From the bedroom, she heard David on the phone.

"…yes," he said quietly. "She tested positive."

Margret's breath caught. She stepped closer to the door, her heart racing.

"No, I had no idea," he continued. "She fooled me too."

Margret covered her mouth, stifling a sob.

"I'll handle it," David said. "This can't affect my plans."

Plans.

Margret retreated silently, her legs barely holding her up.

By morning, the shame had settled into her bones.

David barely spoke to her. He avoided her touch entirely. When Lucia tried to sit between them at breakfast, David told her to hurry up and finish.

Margret watched Lucia's face fall.

At the market later that day, Margret felt eyes on her. Whispers. Glances. She didn't know yet whether David had told anyone—but fear told her he would.

Shame was contagious. It spread faster than truth.

That afternoon, she received a call from the hospital confirming the results.

"It's important you begin treatment immediately," the nurse said gently.

Margret thanked her, hung up, and sat in silence.

Treatment meant acknowledgment. It meant accepting something she still could not understand.
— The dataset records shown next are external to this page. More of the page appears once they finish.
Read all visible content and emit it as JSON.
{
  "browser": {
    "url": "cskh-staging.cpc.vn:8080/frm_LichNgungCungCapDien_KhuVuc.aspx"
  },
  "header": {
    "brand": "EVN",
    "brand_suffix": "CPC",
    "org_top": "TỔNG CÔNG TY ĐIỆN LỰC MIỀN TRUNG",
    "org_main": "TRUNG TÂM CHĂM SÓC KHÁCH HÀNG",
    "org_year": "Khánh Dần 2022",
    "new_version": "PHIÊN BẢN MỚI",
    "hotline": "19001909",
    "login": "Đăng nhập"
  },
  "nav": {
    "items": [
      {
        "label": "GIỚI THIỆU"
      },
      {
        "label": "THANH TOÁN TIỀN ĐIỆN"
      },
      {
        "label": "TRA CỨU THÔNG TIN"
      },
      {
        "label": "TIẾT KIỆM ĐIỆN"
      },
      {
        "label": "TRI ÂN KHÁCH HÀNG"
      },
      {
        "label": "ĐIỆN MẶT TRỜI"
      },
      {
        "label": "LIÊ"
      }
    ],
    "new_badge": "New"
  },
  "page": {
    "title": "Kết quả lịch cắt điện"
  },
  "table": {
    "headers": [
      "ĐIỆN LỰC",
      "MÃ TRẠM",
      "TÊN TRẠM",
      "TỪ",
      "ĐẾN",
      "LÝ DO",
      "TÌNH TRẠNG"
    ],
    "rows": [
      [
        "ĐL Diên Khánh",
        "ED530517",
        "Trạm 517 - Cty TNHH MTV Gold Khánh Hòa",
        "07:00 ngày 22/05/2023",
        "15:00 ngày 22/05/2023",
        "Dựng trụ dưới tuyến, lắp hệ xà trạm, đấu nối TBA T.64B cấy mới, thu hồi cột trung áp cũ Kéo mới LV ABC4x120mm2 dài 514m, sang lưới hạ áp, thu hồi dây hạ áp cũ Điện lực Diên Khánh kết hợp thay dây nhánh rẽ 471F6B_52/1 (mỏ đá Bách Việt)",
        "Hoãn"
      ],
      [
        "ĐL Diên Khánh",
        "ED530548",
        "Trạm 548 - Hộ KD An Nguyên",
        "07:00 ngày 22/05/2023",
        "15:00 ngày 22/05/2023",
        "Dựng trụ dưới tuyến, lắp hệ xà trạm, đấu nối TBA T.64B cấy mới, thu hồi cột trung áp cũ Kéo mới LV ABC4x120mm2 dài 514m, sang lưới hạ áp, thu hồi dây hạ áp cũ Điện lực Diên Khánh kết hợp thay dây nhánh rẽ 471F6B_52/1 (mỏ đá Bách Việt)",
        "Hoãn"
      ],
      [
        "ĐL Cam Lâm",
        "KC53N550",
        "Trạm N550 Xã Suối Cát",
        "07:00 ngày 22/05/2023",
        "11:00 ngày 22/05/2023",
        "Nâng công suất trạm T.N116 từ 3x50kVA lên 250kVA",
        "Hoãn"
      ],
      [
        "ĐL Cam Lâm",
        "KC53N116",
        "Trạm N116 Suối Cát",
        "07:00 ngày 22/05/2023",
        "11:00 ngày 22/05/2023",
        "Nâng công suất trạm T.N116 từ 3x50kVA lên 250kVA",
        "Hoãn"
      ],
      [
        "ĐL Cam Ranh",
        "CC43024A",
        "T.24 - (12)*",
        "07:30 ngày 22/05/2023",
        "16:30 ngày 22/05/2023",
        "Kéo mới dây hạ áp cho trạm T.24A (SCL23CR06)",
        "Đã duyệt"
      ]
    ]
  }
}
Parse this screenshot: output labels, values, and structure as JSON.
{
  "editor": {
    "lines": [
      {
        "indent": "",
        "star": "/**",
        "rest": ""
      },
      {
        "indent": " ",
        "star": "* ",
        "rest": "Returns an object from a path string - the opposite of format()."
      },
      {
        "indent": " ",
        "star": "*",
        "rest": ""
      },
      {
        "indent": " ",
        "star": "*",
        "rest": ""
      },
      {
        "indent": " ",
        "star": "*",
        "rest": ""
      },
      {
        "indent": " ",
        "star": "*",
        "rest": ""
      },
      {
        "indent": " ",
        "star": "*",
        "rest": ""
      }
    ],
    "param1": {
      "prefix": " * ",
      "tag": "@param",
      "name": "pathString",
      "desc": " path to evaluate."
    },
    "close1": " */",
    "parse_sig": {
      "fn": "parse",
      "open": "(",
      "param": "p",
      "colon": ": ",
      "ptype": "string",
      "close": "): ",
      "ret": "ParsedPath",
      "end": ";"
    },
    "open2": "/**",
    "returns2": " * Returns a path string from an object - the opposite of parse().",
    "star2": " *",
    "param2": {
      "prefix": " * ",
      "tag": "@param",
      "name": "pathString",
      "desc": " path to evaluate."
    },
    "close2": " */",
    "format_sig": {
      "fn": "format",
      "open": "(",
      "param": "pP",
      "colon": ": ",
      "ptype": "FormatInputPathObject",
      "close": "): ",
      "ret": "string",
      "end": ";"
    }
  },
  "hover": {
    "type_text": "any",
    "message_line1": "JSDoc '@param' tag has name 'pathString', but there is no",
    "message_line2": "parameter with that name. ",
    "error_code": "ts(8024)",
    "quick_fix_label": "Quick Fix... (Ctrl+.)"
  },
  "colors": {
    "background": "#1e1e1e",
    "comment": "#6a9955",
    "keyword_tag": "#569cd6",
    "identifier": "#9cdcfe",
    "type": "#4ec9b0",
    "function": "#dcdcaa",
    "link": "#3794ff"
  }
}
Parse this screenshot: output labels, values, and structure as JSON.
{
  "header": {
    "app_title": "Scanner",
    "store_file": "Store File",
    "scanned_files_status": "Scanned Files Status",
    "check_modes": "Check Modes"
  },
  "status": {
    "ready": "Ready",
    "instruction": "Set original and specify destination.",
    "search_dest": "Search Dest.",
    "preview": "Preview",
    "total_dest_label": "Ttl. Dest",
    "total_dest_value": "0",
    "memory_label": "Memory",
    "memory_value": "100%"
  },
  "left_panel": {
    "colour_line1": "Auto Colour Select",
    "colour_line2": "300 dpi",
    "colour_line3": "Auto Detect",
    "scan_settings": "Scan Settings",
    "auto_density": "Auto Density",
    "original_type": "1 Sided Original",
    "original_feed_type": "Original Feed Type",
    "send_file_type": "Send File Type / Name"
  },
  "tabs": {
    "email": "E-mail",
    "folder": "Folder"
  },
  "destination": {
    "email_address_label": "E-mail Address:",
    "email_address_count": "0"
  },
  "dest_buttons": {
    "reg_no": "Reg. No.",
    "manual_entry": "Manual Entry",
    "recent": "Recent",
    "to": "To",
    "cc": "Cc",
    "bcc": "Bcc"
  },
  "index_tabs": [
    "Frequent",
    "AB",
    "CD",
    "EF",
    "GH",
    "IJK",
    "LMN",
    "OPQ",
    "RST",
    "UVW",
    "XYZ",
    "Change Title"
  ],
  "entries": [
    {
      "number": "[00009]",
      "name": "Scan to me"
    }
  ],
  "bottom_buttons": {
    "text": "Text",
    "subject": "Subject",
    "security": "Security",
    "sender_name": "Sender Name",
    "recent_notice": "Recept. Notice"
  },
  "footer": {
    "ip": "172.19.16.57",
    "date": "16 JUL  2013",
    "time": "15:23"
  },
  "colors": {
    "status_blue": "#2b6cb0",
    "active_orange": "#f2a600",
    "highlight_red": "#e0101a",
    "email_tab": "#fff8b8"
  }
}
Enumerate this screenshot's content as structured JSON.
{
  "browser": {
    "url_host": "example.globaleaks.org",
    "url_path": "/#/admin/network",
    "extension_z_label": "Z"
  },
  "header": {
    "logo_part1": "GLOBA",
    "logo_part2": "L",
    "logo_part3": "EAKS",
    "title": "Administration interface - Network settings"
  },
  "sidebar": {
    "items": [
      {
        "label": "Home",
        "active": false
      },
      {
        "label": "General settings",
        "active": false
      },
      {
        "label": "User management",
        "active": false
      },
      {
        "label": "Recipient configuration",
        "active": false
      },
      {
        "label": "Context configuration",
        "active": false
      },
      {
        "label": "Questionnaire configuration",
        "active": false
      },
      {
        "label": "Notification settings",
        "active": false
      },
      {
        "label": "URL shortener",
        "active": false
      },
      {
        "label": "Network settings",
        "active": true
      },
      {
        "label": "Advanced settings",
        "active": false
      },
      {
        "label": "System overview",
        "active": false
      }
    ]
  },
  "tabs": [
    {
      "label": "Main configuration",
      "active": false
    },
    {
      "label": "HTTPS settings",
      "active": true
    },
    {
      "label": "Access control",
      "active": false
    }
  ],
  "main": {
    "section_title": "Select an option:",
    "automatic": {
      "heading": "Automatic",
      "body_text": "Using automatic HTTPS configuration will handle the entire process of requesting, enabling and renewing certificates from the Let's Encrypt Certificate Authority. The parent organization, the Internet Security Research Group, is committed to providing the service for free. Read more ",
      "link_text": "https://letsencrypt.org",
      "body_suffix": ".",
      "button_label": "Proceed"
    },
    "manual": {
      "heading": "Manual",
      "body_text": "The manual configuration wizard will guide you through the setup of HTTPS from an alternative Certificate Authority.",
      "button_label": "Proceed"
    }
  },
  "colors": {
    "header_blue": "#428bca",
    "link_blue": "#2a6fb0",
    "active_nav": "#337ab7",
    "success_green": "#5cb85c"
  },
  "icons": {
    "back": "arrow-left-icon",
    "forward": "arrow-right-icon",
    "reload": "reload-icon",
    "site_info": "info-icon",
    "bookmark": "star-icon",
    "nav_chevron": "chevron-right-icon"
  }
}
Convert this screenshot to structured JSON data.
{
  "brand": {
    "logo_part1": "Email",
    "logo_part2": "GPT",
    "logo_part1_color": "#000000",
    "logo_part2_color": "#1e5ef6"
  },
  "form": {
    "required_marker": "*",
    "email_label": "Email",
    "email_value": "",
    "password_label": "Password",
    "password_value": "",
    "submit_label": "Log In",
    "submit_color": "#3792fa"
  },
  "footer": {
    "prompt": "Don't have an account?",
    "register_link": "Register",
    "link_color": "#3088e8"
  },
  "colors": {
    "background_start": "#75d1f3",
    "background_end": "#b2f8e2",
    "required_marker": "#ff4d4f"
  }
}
That night, Margret tried to talk again.

"David," she said quietly. "We need to face this together."

He didn't look at her. "There is no together."

Her heart broke completely then—not loudly, not dramatically, but in a slow, unbearable way.

Lucia watched from the hallway, unseen.

She saw her mother sitting alone at the table, shoulders shaking. She saw her father walk past without stopping.

Lucia hugged herself tightly.

She did not understand what HIV was. She did not understand betrayal or blame. But she understood pain. And she understood that something terrible had entered their home—something that had nothing to do with sickness and everything to do with truth.

That night, Margret lay awake, staring into the dark.

She felt contaminated—not in her body, but in the way people now looked at her. In the way David's eyes no longer held recognition, only accusation.

She whispered a prayer she had not prayed in years.

Not for herself.

For Lucia.

Because whatever this was—this result, this accusation, this sudden collapse of trust—it was only the beginning.

And Margret could already feel the world closing in.